王大姐在电脑上敲了几下,把屏幕转过来给我看:
“半年前,你爱人许清就亲自来把手续办完了啊。你看,这是她当时的签字和填表记录。”
我死死盯着屏幕上那清晰的签名,脑子里嗡的一声。
“当时她逻辑清晰得很,还跟我聊了半天育儿经呢。”
王大姐指着系统里的一行备注:
“对了,她那天还特意申请,把家庭紧急联系人从你的名字,改成了江宇。这事你不知道?”
半年前。
那是江宇过生日的月份。
我记得很清楚,那天许清亲自下厨,做了一大桌子江宇爱吃的菜。
而在那之后没几天,我重感冒发高烧,烧到三十九度五。
我想进主卧拿点退烧药,许清却突然发疯一样尖叫,抓起台灯砸向我,硬生生把我赶出了家门。

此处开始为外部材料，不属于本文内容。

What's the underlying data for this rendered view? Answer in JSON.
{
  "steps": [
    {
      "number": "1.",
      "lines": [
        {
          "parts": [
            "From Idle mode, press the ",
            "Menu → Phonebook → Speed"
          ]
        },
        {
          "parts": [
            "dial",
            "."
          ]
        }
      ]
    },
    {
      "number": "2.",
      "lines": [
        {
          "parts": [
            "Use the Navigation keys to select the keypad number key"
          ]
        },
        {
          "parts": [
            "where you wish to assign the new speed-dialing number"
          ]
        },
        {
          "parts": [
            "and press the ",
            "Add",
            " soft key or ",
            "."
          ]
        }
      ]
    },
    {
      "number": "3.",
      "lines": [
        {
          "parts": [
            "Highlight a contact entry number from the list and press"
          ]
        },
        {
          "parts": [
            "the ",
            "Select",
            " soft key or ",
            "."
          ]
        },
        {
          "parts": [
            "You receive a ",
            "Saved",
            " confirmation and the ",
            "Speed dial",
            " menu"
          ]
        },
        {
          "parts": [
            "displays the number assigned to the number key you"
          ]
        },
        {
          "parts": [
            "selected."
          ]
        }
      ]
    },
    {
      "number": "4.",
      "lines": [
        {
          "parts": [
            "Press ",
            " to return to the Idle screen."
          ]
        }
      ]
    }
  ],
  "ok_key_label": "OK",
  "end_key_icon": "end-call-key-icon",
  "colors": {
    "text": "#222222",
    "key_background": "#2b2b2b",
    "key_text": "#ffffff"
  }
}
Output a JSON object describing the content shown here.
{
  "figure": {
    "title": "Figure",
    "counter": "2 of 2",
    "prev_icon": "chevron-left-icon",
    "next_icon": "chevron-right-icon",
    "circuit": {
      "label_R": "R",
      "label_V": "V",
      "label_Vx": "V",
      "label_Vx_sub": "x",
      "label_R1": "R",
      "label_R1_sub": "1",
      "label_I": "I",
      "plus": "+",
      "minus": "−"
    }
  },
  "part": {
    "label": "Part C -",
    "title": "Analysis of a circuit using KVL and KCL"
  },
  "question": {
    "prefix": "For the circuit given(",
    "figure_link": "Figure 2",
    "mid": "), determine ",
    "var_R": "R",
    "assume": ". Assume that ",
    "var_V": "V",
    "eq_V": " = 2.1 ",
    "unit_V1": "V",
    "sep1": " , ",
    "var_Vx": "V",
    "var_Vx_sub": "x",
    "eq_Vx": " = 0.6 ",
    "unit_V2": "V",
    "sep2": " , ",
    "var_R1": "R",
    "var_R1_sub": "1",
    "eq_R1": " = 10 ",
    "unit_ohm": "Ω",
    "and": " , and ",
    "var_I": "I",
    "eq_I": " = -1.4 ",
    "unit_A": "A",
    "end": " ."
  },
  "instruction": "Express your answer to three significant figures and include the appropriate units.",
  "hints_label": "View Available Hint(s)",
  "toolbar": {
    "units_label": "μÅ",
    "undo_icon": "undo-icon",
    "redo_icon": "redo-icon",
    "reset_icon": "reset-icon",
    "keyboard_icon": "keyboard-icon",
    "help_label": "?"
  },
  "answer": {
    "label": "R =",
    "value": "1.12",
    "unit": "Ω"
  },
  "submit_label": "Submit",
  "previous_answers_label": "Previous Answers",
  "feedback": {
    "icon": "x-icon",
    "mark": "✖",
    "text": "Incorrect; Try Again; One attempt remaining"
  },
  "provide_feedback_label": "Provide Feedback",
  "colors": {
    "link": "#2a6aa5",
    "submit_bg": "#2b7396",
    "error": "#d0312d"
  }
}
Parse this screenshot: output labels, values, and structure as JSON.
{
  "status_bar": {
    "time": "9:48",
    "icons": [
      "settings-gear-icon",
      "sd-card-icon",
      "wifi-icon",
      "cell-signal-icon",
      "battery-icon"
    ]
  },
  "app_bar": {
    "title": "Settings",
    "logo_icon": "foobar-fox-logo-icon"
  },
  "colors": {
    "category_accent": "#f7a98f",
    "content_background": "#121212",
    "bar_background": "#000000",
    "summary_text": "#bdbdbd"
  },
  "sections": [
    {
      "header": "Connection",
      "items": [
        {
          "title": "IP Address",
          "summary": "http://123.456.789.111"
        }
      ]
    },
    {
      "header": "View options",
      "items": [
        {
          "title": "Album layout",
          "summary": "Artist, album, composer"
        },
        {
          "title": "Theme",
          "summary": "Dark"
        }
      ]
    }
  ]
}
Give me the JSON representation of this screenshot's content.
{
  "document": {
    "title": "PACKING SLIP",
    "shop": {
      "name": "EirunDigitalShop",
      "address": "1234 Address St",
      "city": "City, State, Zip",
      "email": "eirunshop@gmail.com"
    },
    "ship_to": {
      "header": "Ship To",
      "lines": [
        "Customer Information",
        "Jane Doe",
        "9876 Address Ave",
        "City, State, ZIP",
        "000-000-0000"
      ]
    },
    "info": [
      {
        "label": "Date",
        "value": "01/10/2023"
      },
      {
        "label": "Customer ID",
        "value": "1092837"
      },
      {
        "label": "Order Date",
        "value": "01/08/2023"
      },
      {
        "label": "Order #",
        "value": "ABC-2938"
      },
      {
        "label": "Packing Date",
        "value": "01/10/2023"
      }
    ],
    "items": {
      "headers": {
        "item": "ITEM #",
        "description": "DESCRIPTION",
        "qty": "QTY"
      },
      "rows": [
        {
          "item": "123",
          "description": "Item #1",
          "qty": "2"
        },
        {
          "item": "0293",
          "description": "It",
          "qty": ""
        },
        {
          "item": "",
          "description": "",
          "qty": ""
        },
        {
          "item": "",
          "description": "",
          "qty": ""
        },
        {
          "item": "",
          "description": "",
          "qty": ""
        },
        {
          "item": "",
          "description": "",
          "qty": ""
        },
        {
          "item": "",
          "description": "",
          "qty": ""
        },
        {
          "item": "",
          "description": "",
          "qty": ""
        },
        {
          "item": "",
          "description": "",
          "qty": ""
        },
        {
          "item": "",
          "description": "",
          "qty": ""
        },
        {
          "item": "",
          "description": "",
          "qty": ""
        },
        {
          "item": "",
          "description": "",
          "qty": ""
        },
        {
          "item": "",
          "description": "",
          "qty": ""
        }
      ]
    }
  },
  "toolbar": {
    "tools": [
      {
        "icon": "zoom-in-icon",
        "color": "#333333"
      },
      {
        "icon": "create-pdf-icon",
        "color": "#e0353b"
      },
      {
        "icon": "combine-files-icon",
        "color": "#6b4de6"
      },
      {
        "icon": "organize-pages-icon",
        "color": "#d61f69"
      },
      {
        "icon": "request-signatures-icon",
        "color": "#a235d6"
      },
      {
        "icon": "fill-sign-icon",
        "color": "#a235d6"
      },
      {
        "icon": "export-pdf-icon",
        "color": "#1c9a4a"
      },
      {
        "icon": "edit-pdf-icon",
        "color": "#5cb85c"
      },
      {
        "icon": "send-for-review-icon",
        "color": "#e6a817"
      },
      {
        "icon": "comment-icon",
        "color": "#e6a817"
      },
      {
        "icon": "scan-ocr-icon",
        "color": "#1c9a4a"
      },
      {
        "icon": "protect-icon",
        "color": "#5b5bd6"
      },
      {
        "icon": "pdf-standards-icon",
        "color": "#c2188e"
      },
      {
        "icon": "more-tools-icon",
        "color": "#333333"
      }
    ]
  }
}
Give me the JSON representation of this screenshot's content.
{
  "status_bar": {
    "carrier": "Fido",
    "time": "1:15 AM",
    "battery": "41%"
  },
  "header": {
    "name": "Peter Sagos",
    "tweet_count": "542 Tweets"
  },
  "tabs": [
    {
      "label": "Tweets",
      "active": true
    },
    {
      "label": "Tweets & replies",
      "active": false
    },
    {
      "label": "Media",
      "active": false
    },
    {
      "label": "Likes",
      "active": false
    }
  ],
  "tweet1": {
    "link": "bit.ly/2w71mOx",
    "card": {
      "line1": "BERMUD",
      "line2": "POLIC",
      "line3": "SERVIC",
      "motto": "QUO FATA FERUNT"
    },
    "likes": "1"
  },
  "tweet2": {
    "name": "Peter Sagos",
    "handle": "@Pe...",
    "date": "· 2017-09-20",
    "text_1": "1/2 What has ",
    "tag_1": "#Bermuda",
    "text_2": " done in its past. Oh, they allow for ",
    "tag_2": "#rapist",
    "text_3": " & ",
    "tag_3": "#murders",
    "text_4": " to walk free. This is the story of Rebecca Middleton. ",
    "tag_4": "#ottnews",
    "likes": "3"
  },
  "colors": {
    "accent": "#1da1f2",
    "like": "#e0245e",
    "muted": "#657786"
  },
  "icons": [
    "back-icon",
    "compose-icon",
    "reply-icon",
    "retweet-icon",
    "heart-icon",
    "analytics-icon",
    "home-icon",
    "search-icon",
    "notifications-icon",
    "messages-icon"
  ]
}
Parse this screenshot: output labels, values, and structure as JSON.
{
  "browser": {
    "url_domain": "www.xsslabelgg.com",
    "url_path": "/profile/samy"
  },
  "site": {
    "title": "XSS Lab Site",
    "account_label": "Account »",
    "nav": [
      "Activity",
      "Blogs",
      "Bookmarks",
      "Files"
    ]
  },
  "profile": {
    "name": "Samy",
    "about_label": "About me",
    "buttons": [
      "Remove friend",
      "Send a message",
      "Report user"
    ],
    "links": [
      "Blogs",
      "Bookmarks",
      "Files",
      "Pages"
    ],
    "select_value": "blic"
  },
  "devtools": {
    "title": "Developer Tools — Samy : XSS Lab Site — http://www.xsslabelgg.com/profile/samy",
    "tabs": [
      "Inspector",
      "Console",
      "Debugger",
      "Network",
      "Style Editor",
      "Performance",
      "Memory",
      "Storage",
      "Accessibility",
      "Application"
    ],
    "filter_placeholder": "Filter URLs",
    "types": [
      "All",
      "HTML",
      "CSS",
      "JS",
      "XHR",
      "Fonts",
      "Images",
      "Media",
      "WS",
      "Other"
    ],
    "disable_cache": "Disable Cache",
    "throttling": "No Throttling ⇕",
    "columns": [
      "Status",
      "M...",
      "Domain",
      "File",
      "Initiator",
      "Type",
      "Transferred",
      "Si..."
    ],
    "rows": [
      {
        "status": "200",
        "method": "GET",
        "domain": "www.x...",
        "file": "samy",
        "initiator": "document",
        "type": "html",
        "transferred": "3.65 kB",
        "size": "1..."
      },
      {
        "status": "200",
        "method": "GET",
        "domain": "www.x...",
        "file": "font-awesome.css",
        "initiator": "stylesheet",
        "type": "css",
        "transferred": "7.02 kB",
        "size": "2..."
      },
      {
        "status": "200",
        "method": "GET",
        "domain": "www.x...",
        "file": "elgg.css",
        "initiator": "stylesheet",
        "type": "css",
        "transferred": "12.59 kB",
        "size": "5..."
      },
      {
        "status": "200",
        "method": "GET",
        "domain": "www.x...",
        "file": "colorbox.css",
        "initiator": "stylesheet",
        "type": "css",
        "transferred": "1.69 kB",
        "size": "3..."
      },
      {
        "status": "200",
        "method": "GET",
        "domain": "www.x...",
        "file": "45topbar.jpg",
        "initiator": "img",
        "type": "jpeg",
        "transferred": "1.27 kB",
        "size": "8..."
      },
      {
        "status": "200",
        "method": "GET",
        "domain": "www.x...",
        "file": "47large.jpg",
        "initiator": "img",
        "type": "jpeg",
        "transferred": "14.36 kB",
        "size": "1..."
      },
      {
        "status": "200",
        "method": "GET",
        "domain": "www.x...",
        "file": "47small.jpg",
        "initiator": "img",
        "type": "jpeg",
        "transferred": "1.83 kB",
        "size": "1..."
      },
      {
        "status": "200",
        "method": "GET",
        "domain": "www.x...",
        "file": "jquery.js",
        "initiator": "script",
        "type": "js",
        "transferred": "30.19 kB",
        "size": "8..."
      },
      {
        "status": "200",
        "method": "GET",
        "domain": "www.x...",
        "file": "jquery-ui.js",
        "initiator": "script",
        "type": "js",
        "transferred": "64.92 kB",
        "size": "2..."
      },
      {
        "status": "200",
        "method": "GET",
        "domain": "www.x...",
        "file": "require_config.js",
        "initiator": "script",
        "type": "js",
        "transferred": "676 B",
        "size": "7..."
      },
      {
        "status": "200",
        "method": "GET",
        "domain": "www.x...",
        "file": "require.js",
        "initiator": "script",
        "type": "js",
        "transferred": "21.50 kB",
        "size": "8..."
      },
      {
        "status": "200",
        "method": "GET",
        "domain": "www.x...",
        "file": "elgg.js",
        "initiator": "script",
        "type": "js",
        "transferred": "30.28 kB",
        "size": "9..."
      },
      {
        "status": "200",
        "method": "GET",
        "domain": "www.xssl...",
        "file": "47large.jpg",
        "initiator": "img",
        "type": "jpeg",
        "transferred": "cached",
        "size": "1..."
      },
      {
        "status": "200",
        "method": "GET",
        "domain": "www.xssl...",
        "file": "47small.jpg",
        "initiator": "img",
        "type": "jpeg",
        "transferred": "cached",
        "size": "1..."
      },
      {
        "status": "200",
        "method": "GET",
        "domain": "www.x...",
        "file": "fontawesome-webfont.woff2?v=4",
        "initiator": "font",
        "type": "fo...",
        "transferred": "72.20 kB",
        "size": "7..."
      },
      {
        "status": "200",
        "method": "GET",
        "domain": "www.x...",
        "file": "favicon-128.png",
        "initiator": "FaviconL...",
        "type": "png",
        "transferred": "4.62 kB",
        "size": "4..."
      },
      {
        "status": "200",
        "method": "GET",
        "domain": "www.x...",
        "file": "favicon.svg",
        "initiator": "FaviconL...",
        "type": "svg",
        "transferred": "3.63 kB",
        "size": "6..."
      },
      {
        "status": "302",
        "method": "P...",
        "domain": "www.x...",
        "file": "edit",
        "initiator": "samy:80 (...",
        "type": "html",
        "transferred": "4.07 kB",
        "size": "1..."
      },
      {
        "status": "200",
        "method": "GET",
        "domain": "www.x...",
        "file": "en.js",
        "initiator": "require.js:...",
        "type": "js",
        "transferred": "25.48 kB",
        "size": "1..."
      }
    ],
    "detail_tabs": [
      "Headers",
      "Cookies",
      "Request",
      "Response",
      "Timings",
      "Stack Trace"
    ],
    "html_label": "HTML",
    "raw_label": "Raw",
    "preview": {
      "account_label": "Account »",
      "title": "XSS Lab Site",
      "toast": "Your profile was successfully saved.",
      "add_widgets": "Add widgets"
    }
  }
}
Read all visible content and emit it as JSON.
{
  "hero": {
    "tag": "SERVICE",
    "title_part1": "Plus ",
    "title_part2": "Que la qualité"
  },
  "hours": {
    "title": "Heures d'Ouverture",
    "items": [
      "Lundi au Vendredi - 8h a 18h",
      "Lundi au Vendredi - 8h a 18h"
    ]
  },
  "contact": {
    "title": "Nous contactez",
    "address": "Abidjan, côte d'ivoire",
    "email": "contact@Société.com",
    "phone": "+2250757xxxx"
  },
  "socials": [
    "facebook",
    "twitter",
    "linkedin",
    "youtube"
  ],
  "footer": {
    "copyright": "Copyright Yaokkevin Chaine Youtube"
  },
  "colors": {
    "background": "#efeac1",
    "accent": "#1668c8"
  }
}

那天夜里,我一个人在医院急诊大厅吊了整整一宿的盐水。
我以为她是发病,原来她是在看着我送死。
她是在用装疯卖傻,一点点耗干我的血汗钱,给江宇铺路。
“林浩,你家里是不是出什么变故了?”
王大姐同情地看着我。
“没事,王姐,麻烦你了。”
我收起户口本,放进口袋。
走出街道办的大门,迎面吹来一阵冷风。
我没有觉得冷。
彻底死心之后,血液反而是滚烫的。